Not through the standard Calendar API — it only shows RSVP statuses (accepted, declined, tentative) from calendar invitations, not actual join events. For actual participant join/leave data, Google Workspace admins can access this through the Reports API (Admin SDK) using the meet activity events endpoint. This requires the https://www.googleapis.com/auth/admin.reports.audit.readonly scope and a Google Workspace Admin account. The Reports API logs Meet activity including join times, durations, and IP addresses for admin-level analytics.

### Can Retool create new Google Meet meetings directly?

Yes, by creating a Google Calendar event with a conferenceDataVersion=1 parameter and a createRequest in the conferenceData field. Send a POST request to /calendars/primary/events with conferenceDataVersion=1 as a query parameter and include conferenceData: { createRequest: { requestId: 'unique-id', conferenceSolutionKey: { type: 'hangoutsMeet' } } } in the event body.

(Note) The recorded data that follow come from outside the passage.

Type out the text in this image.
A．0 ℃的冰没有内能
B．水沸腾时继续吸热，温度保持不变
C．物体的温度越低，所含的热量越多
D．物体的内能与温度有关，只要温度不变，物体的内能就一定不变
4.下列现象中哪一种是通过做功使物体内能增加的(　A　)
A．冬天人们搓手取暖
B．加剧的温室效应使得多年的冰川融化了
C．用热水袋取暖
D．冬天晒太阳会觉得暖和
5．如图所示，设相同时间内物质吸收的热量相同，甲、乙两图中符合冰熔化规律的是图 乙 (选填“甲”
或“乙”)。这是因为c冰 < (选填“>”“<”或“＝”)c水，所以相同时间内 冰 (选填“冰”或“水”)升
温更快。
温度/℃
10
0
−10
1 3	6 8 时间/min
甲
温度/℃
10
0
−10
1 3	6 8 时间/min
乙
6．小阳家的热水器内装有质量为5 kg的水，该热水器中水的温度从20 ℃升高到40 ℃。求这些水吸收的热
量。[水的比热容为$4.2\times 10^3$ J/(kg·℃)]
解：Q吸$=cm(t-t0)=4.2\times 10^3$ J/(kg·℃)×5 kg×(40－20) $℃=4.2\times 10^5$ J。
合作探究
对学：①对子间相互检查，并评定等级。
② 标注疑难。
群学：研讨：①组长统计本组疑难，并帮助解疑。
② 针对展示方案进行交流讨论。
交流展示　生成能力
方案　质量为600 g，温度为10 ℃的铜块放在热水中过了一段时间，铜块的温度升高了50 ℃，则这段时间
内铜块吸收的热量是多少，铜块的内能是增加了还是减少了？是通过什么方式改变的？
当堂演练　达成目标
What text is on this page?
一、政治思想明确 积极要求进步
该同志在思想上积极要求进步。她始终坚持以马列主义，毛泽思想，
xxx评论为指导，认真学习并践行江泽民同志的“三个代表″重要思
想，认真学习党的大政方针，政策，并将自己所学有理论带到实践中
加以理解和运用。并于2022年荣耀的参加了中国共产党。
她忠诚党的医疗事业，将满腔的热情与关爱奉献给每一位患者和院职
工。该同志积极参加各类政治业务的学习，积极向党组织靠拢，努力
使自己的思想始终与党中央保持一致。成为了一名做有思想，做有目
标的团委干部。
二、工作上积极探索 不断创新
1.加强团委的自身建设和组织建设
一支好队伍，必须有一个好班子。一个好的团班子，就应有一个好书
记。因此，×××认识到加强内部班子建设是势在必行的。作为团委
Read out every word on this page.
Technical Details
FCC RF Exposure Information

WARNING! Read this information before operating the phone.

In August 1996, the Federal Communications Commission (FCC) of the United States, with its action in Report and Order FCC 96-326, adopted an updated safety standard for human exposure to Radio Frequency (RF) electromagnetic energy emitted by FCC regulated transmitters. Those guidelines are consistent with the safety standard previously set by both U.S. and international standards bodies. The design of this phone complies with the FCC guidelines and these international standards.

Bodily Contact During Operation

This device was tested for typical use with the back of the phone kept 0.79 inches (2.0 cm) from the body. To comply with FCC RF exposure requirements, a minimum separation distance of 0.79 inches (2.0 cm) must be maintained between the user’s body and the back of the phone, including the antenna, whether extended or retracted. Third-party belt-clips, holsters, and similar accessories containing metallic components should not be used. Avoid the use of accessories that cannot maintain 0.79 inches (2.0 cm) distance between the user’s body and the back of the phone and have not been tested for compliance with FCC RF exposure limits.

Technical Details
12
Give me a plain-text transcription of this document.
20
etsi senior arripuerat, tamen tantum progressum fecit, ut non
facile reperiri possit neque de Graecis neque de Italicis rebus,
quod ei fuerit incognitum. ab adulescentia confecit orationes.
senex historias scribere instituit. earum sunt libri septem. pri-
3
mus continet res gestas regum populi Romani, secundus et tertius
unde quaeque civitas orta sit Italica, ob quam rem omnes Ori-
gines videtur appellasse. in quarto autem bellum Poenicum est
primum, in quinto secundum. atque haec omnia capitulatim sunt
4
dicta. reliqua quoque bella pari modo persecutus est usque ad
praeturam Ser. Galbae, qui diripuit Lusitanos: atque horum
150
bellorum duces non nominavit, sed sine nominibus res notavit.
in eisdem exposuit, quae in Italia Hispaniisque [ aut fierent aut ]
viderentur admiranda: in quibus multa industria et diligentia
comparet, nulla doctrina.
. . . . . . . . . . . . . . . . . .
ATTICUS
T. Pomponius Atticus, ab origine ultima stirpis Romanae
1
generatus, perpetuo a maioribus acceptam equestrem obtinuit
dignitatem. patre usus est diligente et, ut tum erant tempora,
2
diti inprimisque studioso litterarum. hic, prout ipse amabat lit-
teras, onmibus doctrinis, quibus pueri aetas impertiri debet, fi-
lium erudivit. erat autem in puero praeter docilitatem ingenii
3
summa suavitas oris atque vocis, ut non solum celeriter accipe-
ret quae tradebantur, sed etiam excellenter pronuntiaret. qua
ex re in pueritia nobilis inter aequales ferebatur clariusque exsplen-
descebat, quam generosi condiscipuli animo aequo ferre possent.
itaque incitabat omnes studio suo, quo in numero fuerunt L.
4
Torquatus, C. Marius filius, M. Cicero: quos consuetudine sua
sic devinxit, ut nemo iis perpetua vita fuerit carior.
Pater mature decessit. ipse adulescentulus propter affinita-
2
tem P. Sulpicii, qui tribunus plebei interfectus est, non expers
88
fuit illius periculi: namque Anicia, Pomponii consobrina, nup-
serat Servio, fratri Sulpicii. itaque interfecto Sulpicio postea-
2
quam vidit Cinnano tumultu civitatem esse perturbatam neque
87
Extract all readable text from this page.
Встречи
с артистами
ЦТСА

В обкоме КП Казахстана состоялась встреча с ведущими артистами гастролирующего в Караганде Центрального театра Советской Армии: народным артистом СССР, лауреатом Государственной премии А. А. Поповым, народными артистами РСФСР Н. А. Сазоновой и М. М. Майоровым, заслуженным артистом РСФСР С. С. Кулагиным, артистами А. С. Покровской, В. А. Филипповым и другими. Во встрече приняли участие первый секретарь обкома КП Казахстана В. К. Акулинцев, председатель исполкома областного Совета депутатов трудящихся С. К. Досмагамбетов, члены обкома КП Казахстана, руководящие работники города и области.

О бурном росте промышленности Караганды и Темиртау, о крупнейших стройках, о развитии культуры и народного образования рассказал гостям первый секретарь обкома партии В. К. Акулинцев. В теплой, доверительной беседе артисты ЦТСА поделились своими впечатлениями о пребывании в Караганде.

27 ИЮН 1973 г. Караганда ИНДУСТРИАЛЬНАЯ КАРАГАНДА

Google Calendar API automatically creates a Meet conference and populates the conferenceData field with the join link. This requires the https://www.googleapis.com/auth/calendar.events scope.

### How do I query meetings across an entire team's calendars in Retool?

Query each team member's calendar individually using their email address as the calendarId (replace primary with the user's email). This requires the authenticated account to have access to those calendars — either via explicit calendar sharing (each user shares their calendar with the service account or admin) or via domain-wide delegation with a service account. Run multiple parallel queries in Retool (one per team member) and merge the results in a JavaScript query using a reduce operation to combine all meetings into one aggregated dataset.